Hands-on Session Topics 

  • Studies we can learn from:
  • Platforms/data repositories to use (e.g., structures and databases to consider to host your data)
  • Existing resources to facilitate data sharing (how to share data in a way that facilitates downstream data aggregation)
    • NIH Toolbox and other NIH resources
  • Consent forms for data sharing
  • Budgets for data sharing
  • Data use agreements
  • Considerations for special populations (e.g., minors, tribal)
  • Career development implications
    • Data sharing for the junior investigator

Application Process

Please submit a curriculum vitae and brief statement of no more than 600 words describing why you would like to attend this workshop and how you will use the knowledge gained in your research and/or teaching. Deadline for applications is April 15, 2017.  Submit application to researchethics@apa.org.

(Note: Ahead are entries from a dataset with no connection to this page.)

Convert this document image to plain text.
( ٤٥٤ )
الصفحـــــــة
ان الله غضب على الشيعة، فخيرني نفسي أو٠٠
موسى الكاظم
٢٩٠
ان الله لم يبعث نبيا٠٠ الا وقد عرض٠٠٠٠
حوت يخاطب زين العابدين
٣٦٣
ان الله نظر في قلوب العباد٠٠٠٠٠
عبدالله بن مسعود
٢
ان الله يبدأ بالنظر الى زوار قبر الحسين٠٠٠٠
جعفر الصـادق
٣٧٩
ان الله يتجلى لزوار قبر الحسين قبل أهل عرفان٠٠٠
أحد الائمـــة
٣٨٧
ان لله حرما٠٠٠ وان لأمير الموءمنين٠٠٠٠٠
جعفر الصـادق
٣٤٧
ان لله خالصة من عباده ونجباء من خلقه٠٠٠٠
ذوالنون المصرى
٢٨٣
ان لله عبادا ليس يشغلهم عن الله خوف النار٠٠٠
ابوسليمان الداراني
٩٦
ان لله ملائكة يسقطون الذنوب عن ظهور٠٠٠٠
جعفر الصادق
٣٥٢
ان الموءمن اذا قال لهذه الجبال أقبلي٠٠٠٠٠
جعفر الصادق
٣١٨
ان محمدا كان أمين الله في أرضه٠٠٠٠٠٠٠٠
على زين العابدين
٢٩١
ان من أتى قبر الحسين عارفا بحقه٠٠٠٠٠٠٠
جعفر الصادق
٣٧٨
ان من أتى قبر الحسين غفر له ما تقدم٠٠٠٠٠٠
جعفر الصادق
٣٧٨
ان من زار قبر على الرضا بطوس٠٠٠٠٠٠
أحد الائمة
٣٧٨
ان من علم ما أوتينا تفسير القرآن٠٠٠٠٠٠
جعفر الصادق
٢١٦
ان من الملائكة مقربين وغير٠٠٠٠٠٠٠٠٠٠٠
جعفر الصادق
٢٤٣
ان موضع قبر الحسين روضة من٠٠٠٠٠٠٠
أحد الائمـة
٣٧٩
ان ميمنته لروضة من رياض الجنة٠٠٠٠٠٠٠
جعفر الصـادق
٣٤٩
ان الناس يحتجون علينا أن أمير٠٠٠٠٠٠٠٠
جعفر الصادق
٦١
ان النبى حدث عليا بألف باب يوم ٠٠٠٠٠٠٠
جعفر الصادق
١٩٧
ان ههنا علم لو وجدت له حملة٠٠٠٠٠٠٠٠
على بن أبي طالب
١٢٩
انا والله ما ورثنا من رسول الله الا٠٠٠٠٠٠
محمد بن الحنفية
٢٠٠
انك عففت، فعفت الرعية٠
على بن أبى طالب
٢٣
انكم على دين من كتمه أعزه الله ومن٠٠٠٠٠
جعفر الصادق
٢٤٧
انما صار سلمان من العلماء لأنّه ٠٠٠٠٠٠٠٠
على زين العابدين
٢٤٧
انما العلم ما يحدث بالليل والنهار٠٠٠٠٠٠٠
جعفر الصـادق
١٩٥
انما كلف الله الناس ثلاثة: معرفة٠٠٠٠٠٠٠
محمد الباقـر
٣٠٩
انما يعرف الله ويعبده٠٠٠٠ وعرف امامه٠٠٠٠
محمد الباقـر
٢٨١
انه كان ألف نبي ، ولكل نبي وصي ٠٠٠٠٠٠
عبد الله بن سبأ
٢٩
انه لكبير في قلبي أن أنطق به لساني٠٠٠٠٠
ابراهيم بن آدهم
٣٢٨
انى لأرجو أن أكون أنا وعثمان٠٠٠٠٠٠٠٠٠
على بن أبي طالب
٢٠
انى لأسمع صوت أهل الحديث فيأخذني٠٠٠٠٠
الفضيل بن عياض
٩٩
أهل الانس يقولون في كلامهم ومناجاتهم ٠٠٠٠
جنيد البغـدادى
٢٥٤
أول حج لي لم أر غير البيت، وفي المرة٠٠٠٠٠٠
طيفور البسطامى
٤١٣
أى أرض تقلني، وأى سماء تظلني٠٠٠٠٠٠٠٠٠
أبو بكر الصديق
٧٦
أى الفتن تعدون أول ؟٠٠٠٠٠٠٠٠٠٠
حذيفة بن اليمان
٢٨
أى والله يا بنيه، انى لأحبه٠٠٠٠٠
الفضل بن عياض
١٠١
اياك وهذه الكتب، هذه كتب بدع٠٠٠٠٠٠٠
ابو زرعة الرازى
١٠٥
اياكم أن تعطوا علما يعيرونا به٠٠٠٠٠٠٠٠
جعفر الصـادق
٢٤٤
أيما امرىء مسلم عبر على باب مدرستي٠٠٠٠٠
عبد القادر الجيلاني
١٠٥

Applications for the APA Workshop on How to Share Research Data are reviewed by APA Science Directorate staff using the following criteria:

  • Preparedness for the course. Curriculum vitae and personal statements are reviewed to ascertain whether the applicant is academically prepared for the course
  • Opportunity to use training in future research. Personal statements are reviewed to determine whether applicants demonstrate a strong likelihood of using this training in future academic endeavors.

Fees

APA Members
Faculty: $150
Postdoc/Student: $75

Nonmembers
Faculty: $250
Postdoc/Student: $125 

Lodging

Participants will receive a group discount on rooms at a hotel located close to the QualComm Institute at Calit2.